Meet the Russian Censors Medinsky Says Don’t Exist



Paul Goble

            Staunton, November 22 – Vladimir Medinsky, Russia’s culture minister, says that “there is no censorship of any kind in Russia,” an Orwellian claim, Russian commentator Igor Yakovenko writes in a Kasparov.ru commentary, that equals his earlier assertion that in Russia “there is no drunkenness either.

            In fact, the Russian commentator says, “the gallery of censors in Putin’s Russia” is now so large that it should be an object of “anthropological and sociological” attention.  Such a survey shows that Russian censors today are both similar and different from their Soviet and tsarist predecessors (kasparov.ru/material.php?id=5833E7746A82C).

            “The chief censor of Russia today, Yakovenko says, is Aleksandr Zharov, the head of the Federal Service for Supervision of the Media, Information Technologies and Mass Communications (Roskomnadzor).  His group blocks sites and works to close down media the authorities don’t like.

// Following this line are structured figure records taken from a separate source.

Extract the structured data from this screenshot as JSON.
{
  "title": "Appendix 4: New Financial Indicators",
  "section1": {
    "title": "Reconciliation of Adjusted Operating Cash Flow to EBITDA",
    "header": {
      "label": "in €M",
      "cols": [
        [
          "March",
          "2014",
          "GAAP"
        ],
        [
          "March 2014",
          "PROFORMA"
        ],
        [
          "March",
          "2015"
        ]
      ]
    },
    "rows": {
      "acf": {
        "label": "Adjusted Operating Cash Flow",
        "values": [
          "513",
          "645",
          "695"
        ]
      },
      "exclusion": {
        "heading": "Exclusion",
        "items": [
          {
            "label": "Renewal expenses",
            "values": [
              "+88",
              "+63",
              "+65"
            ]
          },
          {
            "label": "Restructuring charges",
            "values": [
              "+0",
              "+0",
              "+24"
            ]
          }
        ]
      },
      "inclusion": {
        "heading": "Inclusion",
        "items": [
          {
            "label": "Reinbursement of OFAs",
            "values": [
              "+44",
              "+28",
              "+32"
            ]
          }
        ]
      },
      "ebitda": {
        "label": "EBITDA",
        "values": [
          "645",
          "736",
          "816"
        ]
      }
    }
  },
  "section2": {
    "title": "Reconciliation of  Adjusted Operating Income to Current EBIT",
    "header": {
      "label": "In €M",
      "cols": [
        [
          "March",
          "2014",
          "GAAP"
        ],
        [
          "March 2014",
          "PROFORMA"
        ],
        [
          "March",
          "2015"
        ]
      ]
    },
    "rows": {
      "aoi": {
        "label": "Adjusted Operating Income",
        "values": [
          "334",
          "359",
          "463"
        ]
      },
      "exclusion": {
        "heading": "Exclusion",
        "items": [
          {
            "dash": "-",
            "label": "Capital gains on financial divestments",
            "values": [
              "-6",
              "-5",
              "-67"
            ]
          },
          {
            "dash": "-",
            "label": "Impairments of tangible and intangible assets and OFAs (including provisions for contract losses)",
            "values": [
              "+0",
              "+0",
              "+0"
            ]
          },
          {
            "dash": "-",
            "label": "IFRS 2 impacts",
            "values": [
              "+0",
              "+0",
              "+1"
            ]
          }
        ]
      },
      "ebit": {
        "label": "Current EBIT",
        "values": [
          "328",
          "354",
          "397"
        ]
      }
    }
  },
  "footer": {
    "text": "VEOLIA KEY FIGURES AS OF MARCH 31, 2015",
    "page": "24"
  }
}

            What kind of a person is Zharov? The Kasparov commentator asks rhetorically. “If one glances at his official biography, it is easy to be convinced that Aleksandr Zharov is a thief, who stole 52 of the 145 pages of his dissertation.”  In that, he is like Medinsky who also stole most of his dissertation as well. 

            Both men are full of ambition, “creative impotence,” and isolation from society, “a cocktail” which has given birth, Yakovenko says, to “a desire to take revenge on their more talented colleagues by occupying a key administrative post. That is the way it was 50 and 100 and 200 years ago as well.”

            Two centuries ago, Russian censors banned Swift’s “Gulliver’s Travels” in the name of defending the Russian people. Now, the commentator says, they want to ban the tales of Hans Christian Anderson for the same reason and with the same lack of understanding of what they are reading and what they should do.

            But there is a clear difference between the times of Paul I and the times of Putin, and it can be seen “with the unaided eye.” First, Paul’s censors “personally read all the literature he banned” and took full responsibility for doing so. Putin’s censors, in contrast, “as a rule are faceless” and don’t even both to read what they prohibit.

            The second distinction is even more important: “the number of censorship offices in the Russian Empire was an order less than in Putin’s Russia;” and in contrast to tsarist times, in Putin’s times, those who do this work are intellectually undistinguished and unworthy of personal attention.

             “Good censorship cannot exist by definition,” Yakovenko continues. “But there is bad censorship, very bad censorship and unbearably awful censorship.” In tsarist times, it was bad but some of the censors were nonetheless thoughtful people; in Putin’s times, there is only very bad and unbearably bad because they are in no case that.